When combined, the data sets strongly suggest that B. tryoni has an endogenous mechanism which allows it to rapidly increase reproductive capacity during the spring/summer wet-season fruiting period of its indigenous rainforest habitat36,38, followed by an adult quiescence mechanism during the non-fruiting dry season. This pattern explains not just our data, but also matches the well documented population phenology of the species, which consistently shows rapid spring increases with populations peaking in late summer and early autumn, before declining again until the following spring43,44. The population thus effectively “resets” itself every spring to a single starting generation, rather than having the continuous breeding and overlapping generations predicted by models which assume that temperature and hosts are not limiting for this polyphagous, tropical species10,15,16. Further indirect evidence of the endogenous nature of this pattern comes from factory-scale mass rearing data of B. tryoni for the Sterile Insect Technique61,62. For example Dominiak, et al.61 showed that flies in a enviroment controlled mass-rearing factory, over several years, had reduced breeding during the winter months, had increasing longevity leading into winter, and decreasing longevity leading into summer. The authors expressed surprise at, but could not explain, a mechanism for their results.

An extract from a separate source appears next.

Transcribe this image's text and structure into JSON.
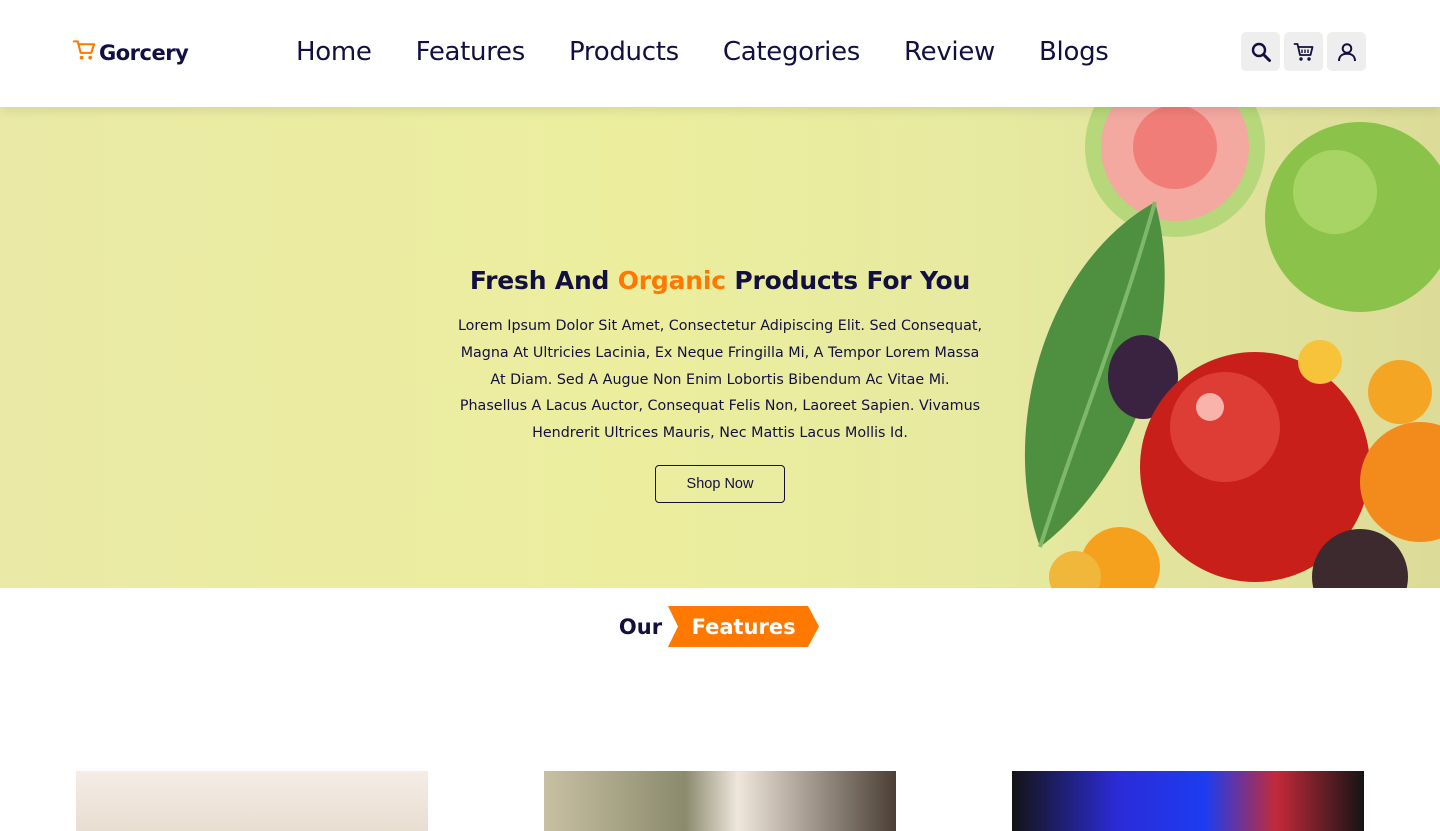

The study showed that the demography, and not just the abundance of the tropical B. tryoni varied with season, and such they are not unlike temperate and Mediterranean insects28,33,35. The Mediterranean species Ceratitis capitata (Wiedemann) also has an early spring population that consists of mainly old individuals due to a lack of quality breeding hosts in the winter months. However, with the onset of summer and autumn the availability of suitable hosts increases, which results in increased population size and age-structure heterogeneity as the season progresses through to winter28,63. In the temperate region, Drosophila melanogaster Meigen similarly showed a uniformly young early spring population, which rapidly grew such that late season populations contained mixed age individuals35. For each of the three species, the variation in age-structure at different seasons arise from similar cycles of reproductive activity, although those activities are influenced by different seasonal effects. For the temperate D. melanogaster cold winter temperatures limit breeding; for C. capitata a lack of quality hosts during the mild, wet winter months limits breeding; and for B. tryoni an endogenous quiescence mechanism, that we believe to be an adaptation to surviving a monsoonal dry season lack of hosts (but still operating in a human modified landscape), resets breeding to the start of the wet season.

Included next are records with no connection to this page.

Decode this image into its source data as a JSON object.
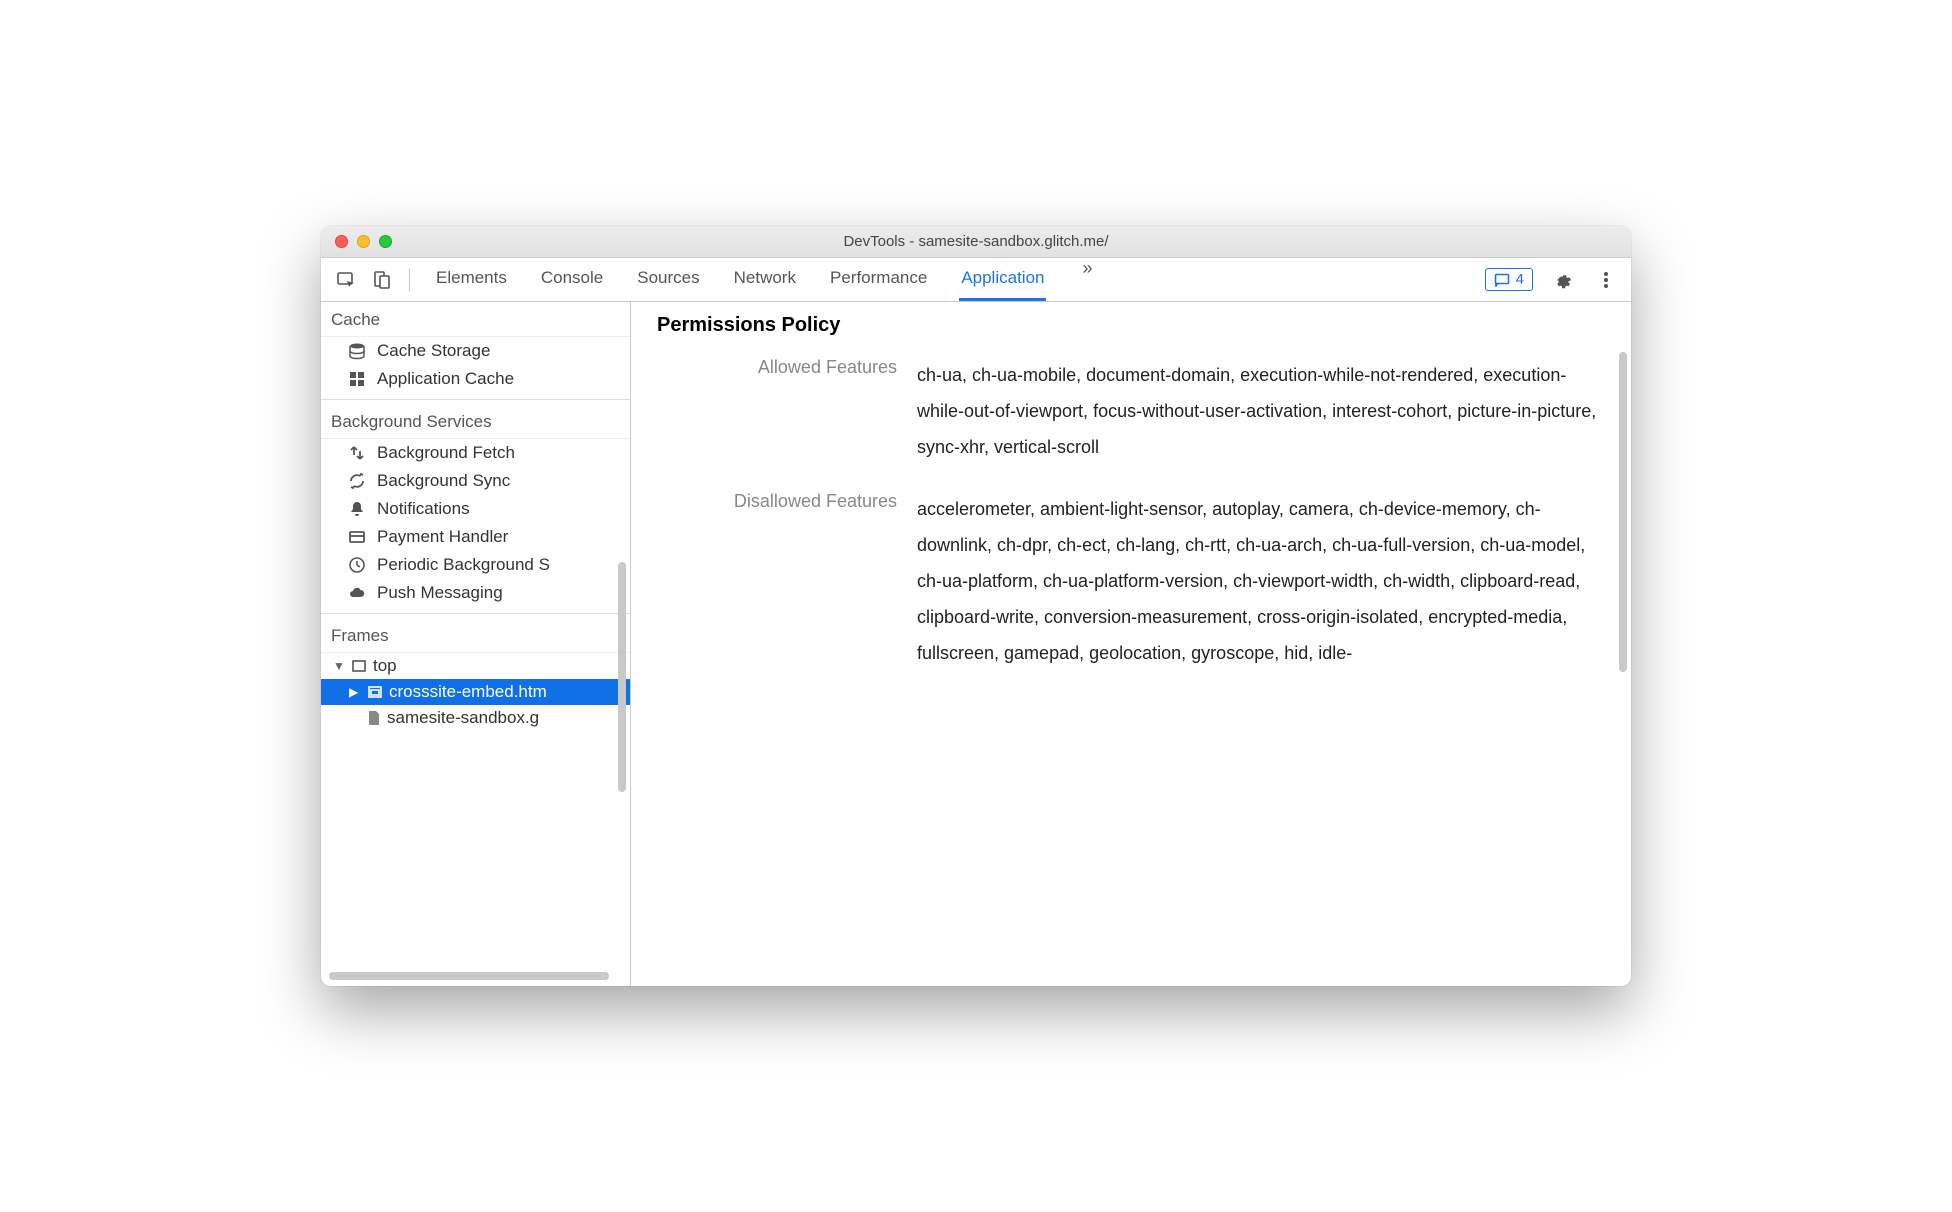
{
  "window": {
    "title": "DevTools - samesite-sandbox.glitch.me/"
  },
  "tabs": {
    "items": [
      "Elements",
      "Console",
      "Sources",
      "Network",
      "Performance",
      "Application"
    ],
    "active": "Application",
    "more": "»"
  },
  "toolbar": {
    "issues_count": "4"
  },
  "sidebar": {
    "sections": [
      {
        "header": "Cache",
        "items": [
          {
            "icon": "cache-storage-icon",
            "label": "Cache Storage"
          },
          {
            "icon": "app-cache-icon",
            "label": "Application Cache"
          }
        ]
      },
      {
        "header": "Background Services",
        "items": [
          {
            "icon": "bg-fetch-icon",
            "label": "Background Fetch"
          },
          {
            "icon": "bg-sync-icon",
            "label": "Background Sync"
          },
          {
            "icon": "bell-icon",
            "label": "Notifications"
          },
          {
            "icon": "card-icon",
            "label": "Payment Handler"
          },
          {
            "icon": "clock-icon",
            "label": "Periodic Background S"
          },
          {
            "icon": "cloud-icon",
            "label": "Push Messaging"
          }
        ]
      },
      {
        "header": "Frames",
        "tree": [
          {
            "level": 0,
            "arrow": "▼",
            "icon": "frame-icon",
            "label": "top",
            "selected": false
          },
          {
            "level": 1,
            "arrow": "▶",
            "icon": "iframe-icon",
            "label": "crosssite-embed.htm",
            "selected": true
          },
          {
            "level": 1,
            "arrow": "",
            "icon": "doc-icon",
            "label": "samesite-sandbox.g",
            "selected": false
          }
        ]
      }
    ]
  },
  "main": {
    "heading": "Permissions Policy",
    "rows": [
      {
        "label": "Allowed Features",
        "value": "ch-ua, ch-ua-mobile, document-domain, execution-while-not-rendered, execution-while-out-of-viewport, focus-without-user-activation, interest-cohort, picture-in-picture, sync-xhr, vertical-scroll"
      },
      {
        "label": "Disallowed Features",
        "value": "accelerometer, ambient-light-sensor, autoplay, camera, ch-device-memory, ch-downlink, ch-dpr, ch-ect, ch-lang, ch-rtt, ch-ua-arch, ch-ua-full-version, ch-ua-model, ch-ua-platform, ch-ua-platform-version, ch-viewport-width, ch-width, clipboard-read, clipboard-write, conversion-measurement, cross-origin-isolated, encrypted-media, fullscreen, gamepad, geolocation, gyroscope, hid, idle-"
      }
    ]
  }
}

While restricted to a single species our data has clear implications for, and link to, other tropical insects. While it is well recognised that the availability of resources for breeding can vary greatly in the tropics due to seasonal rainfall cycles3,4,5, we present data here that suggests both a mechanism for maximising the usage of breeding hosts when they are available, and also for aiding population survival in their absence. Longevity is closely linked to reproduction, which may vary with changes in ecological environment23. Thus, short lifespan in tropical insects during favourable seasons is likely to be linked to a greater reproductive output in a breeding-resource rich environment to allow enhanced opportunity to take utilise those resources. On the other hand, a long lifespan is likely to be related to lower reproductive output during a period of scarcity of resources and uncertain environmental conditions56,57 for example the central African nymphalid Euphaedra medon (Linnaeus) can live for more than nine months in a mode of reproductive diapause to cope with very harsh dry seasons64,65. Seasonality in reproductive strategy has also been reported in several species of tropical satyrine butterflies, where reproductive activity markedly declines during the dry seasons and increses in the wet season7. To these butterfly studies, we now add a dipteran example, which strongly suggests that life-history trade-offs between longevity and reproducton can occur at the seasonal level and likely involve complex physiological and behavioural adaptive mechanisms in tropical insects.

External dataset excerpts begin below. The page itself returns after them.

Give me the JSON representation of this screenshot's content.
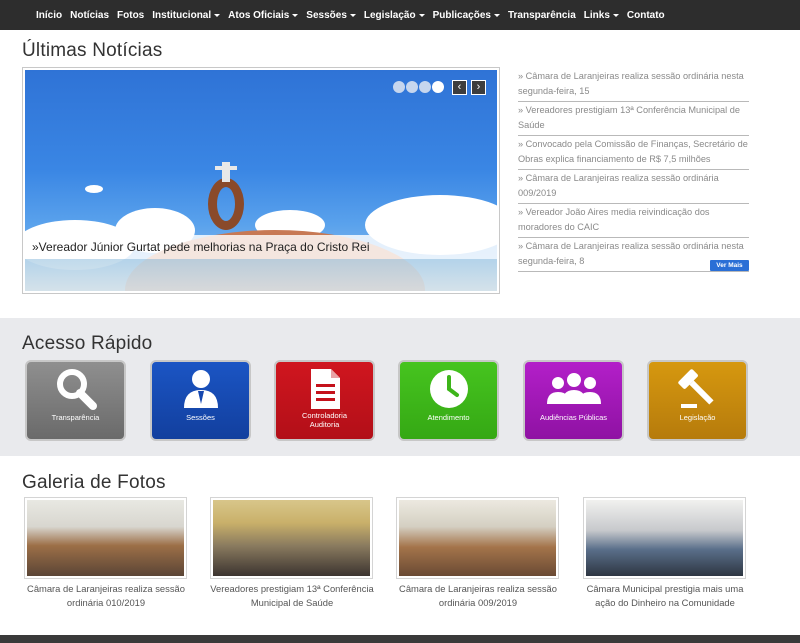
{
  "nav": {
    "items": [
      {
        "label": "Início",
        "dropdown": false
      },
      {
        "label": "Notícias",
        "dropdown": false
      },
      {
        "label": "Fotos",
        "dropdown": false
      },
      {
        "label": "Institucional",
        "dropdown": true
      },
      {
        "label": "Atos Oficiais",
        "dropdown": true
      },
      {
        "label": "Sessões",
        "dropdown": true
      },
      {
        "label": "Legislação",
        "dropdown": true
      },
      {
        "label": "Publicações",
        "dropdown": true
      },
      {
        "label": "Transparência",
        "dropdown": false
      },
      {
        "label": "Links",
        "dropdown": true
      },
      {
        "label": "Contato",
        "dropdown": false
      }
    ]
  },
  "news": {
    "title": "Últimas Notícias",
    "slide_caption": "»Vereador Júnior Gurtat pede melhorias na Praça do Cristo Rei",
    "prev_label": "‹",
    "next_label": "›",
    "items": [
      "» Câmara de Laranjeiras realiza sessão ordinária nesta segunda-feira, 15",
      "» Vereadores prestigiam 13ª Conferência Municipal de Saúde",
      "» Convocado pela Comissão de Finanças, Secretário de Obras explica financiamento de R$ 7,5 milhões",
      "» Câmara de Laranjeiras realiza sessão ordinária 009/2019",
      "» Vereador João Aires media reivindicação dos moradores do CAIC",
      "» Câmara de Laranjeiras realiza sessão ordinária nesta segunda-feira, 8"
    ],
    "more_label": "Ver Mais"
  },
  "quick_access": {
    "title": "Acesso Rápido",
    "tiles": [
      {
        "label": "Transparência",
        "icon": "search-icon",
        "color": "#7d7d7d"
      },
      {
        "label": "Sessões",
        "icon": "user-icon",
        "color": "#1547b0"
      },
      {
        "label": "Controladoria\nAuditoria",
        "icon": "document-icon",
        "color": "#c4111b"
      },
      {
        "label": "Atendimento",
        "icon": "clock-icon",
        "color": "#3db51a"
      },
      {
        "label": "Audiências Públicas",
        "icon": "group-icon",
        "color": "#a319b8"
      },
      {
        "label": "Legislação",
        "icon": "gavel-icon",
        "color": "#c98c12"
      }
    ]
  },
  "gallery": {
    "title": "Galeria de Fotos",
    "photos": [
      {
        "caption": "Câmara de Laranjeiras realiza sessão ordinária 010/2019"
      },
      {
        "caption": "Vereadores prestigiam 13ª Conferência Municipal de Saúde"
      },
      {
        "caption": "Câmara de Laranjeiras realiza sessão ordinária 009/2019"
      },
      {
        "caption": "Câmara Municipal prestigia mais uma ação do Dinheiro na Comunidade"
      }
    ]
  }
}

Quiescence is well documented in monsoonal tropical insects and variation in temperature, rainfall, light intensity and day length can all affect diapause entry and exist of tropical insects9,66,67. While this study did not investigate the mechanism of the quiescence we identified, we do not believe it to be triggered by one of these standard cues. The start of the spring activity of B. tryoni is highly consistent along the east coast of Australia from far-north Queensland to southern New South Wales10,42,43,44, a north–south distance of approximately 2600 km. Across this range, day degree accumulation, day length and rainfall all vary substantially, so cannot be the cues triggering quiescence entry or exit. However, we note that in some Diptera there is genetic capacity in diapause initiation such that widely distributed species can received different environmental cues (i.e. day length) which still trigger the same diapause exit date68. Now that it is apparent that B. tryoni has some form of adult diapause/quiescence, which was not known when this study commenced, more targeted diapause research can be undertaken. To reveal the underlying mechanisms of this fly phenology further demographic, genetical and physiological studies are in progress.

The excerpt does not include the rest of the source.